The Department of Labor has announced the final rule that will increase the minimum salary for certain exempt white collar employees. The final rule is very close to the proposed rule we reported on in March. The new minimums will take effect January 1, 2020.
Exempt Executive, Administrative, Professional, and Computer Employees (EAP)
Salaried exempt EAP employees must be paid at least $684 per week on a salary basis (an increase from the current minimum of $455 per week). This is the equivalent of $35,568 per year.
Up to 10% of this minimum may come from non-discretionary bonuses, incentive payments, and commissions (collectively, “incentive pay”), so long as these payments are received on at least an annual basis. If an employee does not earn enough incentive pay to meet the minimum by the end of the year, the employer has two options: pay the difference with a “catch-up” payment within one pay period after the end of the 52-week year or retroactively remove the exemption and pay the employee for any overtime worked during that same year.
Teachers, practicing lawyers, practicing doctors, and outside salespeople are exempt from these minimums under federal law, though may be subject to state minimums.
Exempt Highly Compensated Employees (HCE)
The HCE exemption is intended for employees who don’t quite qualify for the EAP exemptions due to their job duties, but who happen to be paid extremely well. This exemption is used much less commonly than the others and most exempt employees will fall under the EAP exemptions.

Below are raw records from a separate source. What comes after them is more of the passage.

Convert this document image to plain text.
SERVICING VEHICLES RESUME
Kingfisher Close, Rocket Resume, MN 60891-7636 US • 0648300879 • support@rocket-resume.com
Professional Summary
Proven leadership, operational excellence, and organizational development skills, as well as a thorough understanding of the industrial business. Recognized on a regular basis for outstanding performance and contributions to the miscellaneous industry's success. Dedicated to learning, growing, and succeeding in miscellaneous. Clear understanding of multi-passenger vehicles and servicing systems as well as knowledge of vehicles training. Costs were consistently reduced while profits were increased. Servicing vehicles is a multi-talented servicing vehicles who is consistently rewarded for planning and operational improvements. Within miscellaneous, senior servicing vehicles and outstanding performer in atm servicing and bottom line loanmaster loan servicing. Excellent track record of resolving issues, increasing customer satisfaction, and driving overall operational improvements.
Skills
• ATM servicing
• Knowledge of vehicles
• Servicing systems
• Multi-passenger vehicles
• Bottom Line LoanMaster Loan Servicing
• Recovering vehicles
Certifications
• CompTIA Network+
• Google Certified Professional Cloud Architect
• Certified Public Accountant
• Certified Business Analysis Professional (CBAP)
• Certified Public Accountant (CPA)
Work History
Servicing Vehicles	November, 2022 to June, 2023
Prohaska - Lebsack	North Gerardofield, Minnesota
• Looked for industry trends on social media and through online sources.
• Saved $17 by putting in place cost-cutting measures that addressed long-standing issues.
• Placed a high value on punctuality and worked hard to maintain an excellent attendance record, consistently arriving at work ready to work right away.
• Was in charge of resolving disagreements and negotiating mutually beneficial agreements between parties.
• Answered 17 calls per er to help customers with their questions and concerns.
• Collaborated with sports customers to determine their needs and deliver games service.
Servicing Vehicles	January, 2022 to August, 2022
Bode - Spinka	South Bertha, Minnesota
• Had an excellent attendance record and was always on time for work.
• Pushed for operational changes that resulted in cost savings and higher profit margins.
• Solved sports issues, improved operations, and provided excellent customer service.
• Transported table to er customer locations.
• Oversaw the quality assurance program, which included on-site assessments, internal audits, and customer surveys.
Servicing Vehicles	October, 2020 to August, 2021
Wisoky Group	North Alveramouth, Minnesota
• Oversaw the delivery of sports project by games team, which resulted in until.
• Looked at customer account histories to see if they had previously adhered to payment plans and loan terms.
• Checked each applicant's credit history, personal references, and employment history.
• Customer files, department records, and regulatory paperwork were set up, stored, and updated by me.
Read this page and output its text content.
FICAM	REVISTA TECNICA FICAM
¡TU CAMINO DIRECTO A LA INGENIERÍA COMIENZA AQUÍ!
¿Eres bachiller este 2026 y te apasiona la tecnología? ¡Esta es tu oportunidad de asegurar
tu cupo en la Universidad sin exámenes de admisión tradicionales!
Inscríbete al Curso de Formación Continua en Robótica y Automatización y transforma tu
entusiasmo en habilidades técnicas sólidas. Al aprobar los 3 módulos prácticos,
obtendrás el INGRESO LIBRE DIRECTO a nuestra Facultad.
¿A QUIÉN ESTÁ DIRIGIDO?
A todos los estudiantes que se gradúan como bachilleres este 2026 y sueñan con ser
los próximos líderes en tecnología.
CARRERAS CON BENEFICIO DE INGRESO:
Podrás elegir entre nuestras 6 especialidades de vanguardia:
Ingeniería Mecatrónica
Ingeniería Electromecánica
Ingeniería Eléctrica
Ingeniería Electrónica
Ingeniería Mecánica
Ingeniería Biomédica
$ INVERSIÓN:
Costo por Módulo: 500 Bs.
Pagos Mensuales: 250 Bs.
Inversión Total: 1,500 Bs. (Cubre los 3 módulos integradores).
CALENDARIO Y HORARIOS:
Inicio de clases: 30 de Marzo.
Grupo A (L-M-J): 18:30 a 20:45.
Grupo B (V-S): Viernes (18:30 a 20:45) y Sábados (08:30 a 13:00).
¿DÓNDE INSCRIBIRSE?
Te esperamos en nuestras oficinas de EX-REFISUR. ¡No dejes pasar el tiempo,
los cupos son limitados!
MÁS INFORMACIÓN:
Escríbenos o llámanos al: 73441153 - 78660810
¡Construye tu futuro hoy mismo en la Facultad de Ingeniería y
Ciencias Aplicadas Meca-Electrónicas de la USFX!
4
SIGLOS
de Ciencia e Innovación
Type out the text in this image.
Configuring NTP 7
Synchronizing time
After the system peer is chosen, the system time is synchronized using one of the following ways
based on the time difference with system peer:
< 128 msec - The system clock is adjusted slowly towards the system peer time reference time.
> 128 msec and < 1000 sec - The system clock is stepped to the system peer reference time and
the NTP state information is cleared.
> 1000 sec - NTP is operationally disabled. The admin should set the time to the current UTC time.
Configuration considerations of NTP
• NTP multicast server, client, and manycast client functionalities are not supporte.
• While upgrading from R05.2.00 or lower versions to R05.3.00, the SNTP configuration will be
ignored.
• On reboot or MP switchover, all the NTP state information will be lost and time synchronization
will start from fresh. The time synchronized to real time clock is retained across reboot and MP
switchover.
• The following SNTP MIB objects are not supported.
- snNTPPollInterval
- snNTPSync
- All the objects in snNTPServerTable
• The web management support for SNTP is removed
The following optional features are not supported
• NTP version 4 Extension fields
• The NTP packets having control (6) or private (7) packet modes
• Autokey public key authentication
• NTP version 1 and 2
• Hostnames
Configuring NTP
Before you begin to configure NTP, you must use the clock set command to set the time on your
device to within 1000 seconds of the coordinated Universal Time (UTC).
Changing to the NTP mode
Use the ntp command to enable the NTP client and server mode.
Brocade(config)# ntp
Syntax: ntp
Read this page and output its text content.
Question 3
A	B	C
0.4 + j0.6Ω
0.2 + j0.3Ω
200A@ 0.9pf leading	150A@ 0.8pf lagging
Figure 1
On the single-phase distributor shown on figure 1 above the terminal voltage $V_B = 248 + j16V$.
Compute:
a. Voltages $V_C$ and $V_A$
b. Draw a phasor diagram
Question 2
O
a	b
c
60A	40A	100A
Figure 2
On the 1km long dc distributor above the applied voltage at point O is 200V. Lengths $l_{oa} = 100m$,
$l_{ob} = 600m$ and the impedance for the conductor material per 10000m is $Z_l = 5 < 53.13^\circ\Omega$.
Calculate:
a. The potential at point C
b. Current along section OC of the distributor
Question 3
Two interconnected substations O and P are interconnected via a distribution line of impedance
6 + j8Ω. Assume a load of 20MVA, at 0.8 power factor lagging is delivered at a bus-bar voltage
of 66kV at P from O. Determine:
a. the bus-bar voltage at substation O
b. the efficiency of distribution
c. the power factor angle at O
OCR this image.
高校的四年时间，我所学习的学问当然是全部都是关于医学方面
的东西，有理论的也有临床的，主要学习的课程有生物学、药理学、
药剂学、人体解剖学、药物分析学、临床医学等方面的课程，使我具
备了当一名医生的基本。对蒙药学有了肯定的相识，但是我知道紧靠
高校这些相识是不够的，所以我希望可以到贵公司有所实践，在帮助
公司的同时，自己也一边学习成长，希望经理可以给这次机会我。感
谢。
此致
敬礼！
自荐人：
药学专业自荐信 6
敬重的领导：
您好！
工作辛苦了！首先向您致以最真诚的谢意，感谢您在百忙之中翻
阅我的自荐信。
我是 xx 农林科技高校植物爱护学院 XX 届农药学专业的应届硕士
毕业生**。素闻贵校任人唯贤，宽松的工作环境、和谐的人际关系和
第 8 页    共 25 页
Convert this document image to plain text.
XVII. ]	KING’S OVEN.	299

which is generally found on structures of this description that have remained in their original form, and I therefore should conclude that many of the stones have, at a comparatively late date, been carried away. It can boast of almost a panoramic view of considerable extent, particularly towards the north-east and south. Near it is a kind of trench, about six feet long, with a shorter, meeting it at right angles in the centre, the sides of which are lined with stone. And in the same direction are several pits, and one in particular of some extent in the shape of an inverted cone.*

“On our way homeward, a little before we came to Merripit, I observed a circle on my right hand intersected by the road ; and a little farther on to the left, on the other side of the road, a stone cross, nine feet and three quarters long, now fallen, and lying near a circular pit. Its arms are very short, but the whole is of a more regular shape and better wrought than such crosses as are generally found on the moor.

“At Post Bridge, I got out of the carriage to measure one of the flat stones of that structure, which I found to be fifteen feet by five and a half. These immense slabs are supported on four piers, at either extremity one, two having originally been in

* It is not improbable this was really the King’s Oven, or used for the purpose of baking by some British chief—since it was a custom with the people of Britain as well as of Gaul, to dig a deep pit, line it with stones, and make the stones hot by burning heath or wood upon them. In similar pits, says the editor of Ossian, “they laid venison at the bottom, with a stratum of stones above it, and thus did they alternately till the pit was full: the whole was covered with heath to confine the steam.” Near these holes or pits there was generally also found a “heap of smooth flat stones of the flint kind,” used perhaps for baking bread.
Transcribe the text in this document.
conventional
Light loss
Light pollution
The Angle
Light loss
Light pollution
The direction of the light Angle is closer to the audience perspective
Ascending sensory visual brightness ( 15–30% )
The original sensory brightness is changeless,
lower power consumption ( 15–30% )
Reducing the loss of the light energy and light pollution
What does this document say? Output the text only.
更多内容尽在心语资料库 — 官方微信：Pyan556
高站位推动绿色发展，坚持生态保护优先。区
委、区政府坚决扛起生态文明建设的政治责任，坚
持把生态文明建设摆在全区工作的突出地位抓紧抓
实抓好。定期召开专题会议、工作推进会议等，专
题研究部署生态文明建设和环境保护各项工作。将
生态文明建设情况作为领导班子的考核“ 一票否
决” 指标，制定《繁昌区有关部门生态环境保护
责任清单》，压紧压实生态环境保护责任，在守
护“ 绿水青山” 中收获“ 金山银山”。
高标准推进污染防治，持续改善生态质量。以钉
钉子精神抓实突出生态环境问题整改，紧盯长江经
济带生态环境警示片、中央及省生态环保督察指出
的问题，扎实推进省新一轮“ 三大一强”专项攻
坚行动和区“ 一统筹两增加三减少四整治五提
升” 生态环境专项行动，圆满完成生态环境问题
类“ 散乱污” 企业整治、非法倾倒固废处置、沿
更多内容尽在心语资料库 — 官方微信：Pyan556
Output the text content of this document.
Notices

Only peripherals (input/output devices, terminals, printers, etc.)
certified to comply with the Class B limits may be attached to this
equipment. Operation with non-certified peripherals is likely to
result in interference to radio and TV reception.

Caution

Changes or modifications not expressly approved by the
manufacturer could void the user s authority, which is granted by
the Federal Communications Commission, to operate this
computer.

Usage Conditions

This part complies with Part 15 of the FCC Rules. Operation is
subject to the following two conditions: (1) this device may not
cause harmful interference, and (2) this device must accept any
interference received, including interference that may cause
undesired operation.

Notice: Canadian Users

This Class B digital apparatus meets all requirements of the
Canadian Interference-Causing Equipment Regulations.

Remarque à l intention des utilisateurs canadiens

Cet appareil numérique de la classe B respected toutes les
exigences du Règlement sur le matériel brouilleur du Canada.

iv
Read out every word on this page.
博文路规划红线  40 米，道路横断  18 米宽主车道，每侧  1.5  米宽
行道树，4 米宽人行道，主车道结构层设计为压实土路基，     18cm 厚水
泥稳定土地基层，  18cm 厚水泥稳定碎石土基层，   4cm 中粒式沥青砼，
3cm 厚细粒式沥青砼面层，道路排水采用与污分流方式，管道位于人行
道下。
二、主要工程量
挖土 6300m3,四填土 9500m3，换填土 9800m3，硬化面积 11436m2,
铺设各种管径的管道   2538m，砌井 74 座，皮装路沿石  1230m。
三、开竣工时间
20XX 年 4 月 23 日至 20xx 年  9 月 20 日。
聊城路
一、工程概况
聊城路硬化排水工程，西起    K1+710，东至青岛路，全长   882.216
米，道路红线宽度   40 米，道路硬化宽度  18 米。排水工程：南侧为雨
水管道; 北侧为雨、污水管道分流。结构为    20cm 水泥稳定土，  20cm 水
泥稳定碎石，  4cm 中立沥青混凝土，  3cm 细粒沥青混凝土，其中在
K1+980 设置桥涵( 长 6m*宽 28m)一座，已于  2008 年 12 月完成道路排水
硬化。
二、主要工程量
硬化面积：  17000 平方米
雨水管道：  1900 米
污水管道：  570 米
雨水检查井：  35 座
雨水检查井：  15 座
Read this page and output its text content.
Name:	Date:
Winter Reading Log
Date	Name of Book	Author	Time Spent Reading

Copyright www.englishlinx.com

Employees classified as exempt under the HCE exemption must make at least $107,432 per year. Of that amount, at least $684 per week must be paid on a salary or fee basis, with no reduction for future incentive pay. The remainder of their income, however—nearly 67% if they make $107,432—may come from incentive pay. If the employee does not earn enough in incentive pay to meet the minimum by the end of the year, the employer has the same two options as with EAP employees. They can make a catch-up payment (in this case within one month) or retroactively remove the exemption and pay the employee for any overtime worked during the previous year.
California, New York, and soon Washington, have laws in place that make the minimum salary for exempt employees higher than the new federal thresholds. Since employers must follow the law that is most beneficial to employees, the new federal minimums would not affect employers in these states.
Employers will need to evaluate anyone who they currently classify as exempt from overtime and pay less than $684 per week or $35,568 per year. Once these employees are identified, employers will need to choose between giving them a raise to meet the new minimum to maintain the exemption or reclassifying them as a non-exempt and paying overtime.